(Updates with Trump, Clinton campaign statements, adds details)
By David Morgan
WASHINGTON Oct 11 U.S. Republican presidential
nominee Donald Trump reiterated his promise in Sunday's debate
to kill the "carried interest" tax loophole that benefits hedge
fund managers and others - but his tax plan offers other goodies
for Wall Street, a nonpartisan tax research group said on
Trump and Democratic rival Hillary Clinton's tax plans
differ like mirror images, especially when it comes to how they
treat investment fund managers and other wealthy Americans,
according to separate reports by the Tax Policy Center.
Trump's tax plan would reduce federal tax revenues by $6.2
trillion over a decade, with about three-quarters of the
decrease coming from lower business taxes, the center said.
Those with incomes in the top 0.1 percent would see an average
tax cut of nearly $1.1 million.
Clinton would raise revenue by $1.4 trillion almost entirely
through higher taxes on the wealthy, including a 4 percent
surcharge on those with incomes of more than $5 million.
The Clinton campaign said the analysis showed she would
require "the wealthy, Wall Street and large corporations to pay
their fair share."
The Trump campaign denounced it as "a fraudulent analysis"
plagued by software problems.
The Wall Street carried interest loophole allows financial
managers at private equity, hedge fund and other qualifying
firms to pay a capital gains tax rate on their income instead of
the higher income tax rate.
Clinton would close the loophole with no compensating
benefits for those hit, the center said.
Under Trump's proposal, the center said hedge funds and
private equity partnerships would qualify for a special 15
percent business tax rate, depending on their size, the center
said.

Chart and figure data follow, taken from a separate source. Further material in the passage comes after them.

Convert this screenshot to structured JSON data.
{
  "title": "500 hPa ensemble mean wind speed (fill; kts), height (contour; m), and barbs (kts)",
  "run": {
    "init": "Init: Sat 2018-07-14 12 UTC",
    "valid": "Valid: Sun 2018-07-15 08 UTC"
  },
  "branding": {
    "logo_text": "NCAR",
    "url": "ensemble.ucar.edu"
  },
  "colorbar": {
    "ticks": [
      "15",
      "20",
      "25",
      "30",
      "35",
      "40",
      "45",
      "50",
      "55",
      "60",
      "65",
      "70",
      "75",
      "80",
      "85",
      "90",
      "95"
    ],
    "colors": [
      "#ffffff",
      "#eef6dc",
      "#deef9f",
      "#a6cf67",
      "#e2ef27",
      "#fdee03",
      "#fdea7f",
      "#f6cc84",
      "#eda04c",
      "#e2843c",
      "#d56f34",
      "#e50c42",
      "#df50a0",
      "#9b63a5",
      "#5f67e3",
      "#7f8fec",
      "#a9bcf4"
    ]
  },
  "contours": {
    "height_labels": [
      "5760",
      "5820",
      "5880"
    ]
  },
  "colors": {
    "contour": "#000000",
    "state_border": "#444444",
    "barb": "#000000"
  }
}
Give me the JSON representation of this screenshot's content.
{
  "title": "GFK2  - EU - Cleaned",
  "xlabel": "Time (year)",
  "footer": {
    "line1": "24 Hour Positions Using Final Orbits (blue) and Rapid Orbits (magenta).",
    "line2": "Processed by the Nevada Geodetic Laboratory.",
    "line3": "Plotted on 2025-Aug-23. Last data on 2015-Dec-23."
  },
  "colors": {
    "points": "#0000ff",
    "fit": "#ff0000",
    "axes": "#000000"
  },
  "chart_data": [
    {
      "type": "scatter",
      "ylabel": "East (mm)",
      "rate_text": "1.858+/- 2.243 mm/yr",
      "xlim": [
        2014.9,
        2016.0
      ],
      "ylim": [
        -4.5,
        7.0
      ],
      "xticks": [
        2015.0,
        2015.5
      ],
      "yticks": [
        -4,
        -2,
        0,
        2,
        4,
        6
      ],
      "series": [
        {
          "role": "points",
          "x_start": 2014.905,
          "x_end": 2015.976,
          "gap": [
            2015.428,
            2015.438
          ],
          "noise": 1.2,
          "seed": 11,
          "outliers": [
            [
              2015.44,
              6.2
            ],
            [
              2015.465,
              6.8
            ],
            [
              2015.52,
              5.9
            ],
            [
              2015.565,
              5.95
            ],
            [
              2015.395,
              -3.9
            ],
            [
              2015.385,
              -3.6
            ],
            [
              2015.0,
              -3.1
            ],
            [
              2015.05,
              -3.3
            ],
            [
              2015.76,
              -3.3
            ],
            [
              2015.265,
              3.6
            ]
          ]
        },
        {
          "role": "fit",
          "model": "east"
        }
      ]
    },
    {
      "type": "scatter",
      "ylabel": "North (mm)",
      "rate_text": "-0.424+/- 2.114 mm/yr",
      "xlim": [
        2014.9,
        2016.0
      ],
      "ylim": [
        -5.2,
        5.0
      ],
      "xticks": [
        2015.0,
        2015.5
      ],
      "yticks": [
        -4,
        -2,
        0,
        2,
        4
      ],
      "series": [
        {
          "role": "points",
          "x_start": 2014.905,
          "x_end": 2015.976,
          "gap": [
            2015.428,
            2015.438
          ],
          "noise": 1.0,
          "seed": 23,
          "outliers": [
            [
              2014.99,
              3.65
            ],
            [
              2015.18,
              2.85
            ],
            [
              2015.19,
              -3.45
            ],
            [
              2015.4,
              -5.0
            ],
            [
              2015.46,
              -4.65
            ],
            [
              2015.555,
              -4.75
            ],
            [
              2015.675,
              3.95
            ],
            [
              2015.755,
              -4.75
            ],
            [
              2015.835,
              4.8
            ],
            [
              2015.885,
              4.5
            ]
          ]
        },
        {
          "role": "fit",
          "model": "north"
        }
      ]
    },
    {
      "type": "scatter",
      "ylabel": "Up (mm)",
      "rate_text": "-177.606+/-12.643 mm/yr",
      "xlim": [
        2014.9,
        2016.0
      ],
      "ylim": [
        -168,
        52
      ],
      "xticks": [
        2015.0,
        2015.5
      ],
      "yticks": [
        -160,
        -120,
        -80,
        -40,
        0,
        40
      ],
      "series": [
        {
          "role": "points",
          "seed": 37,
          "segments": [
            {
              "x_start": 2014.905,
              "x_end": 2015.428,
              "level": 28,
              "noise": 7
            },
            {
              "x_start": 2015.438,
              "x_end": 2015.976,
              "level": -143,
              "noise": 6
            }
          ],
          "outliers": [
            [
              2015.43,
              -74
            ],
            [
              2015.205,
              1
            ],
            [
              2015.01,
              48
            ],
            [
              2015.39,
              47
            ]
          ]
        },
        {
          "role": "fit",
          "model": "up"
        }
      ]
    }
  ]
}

That would be well below Trump's proposed top income tax
rate of 33 percent and less than the 23.8 percent rate that
funds now pay under carried interest rules.
"Literally, he is getting rid of carried interest," said
Eric Toder, co-director of the center, which is a collaboration
of the Urban Institute and the Brookings Institution.
"The question is what else is there in the plan that affects
hedge funds, and the reduction in the business income tax rate
to 15 percent gives them a much better deal," Toder said.
Large investment fund managers would lose any advantage
because the Trump plan would subject them to an additional 20
percent dividend tax, the center said. Analysts said Trump had
not said what constitutes a large business.
"Our plan has explicit safeguards to keep hedge funds from
abusing the business rate - it's Hillary who plans secret
benefits for Wall Street, not us," Trump national policy
director Stephen Miller said in a statement.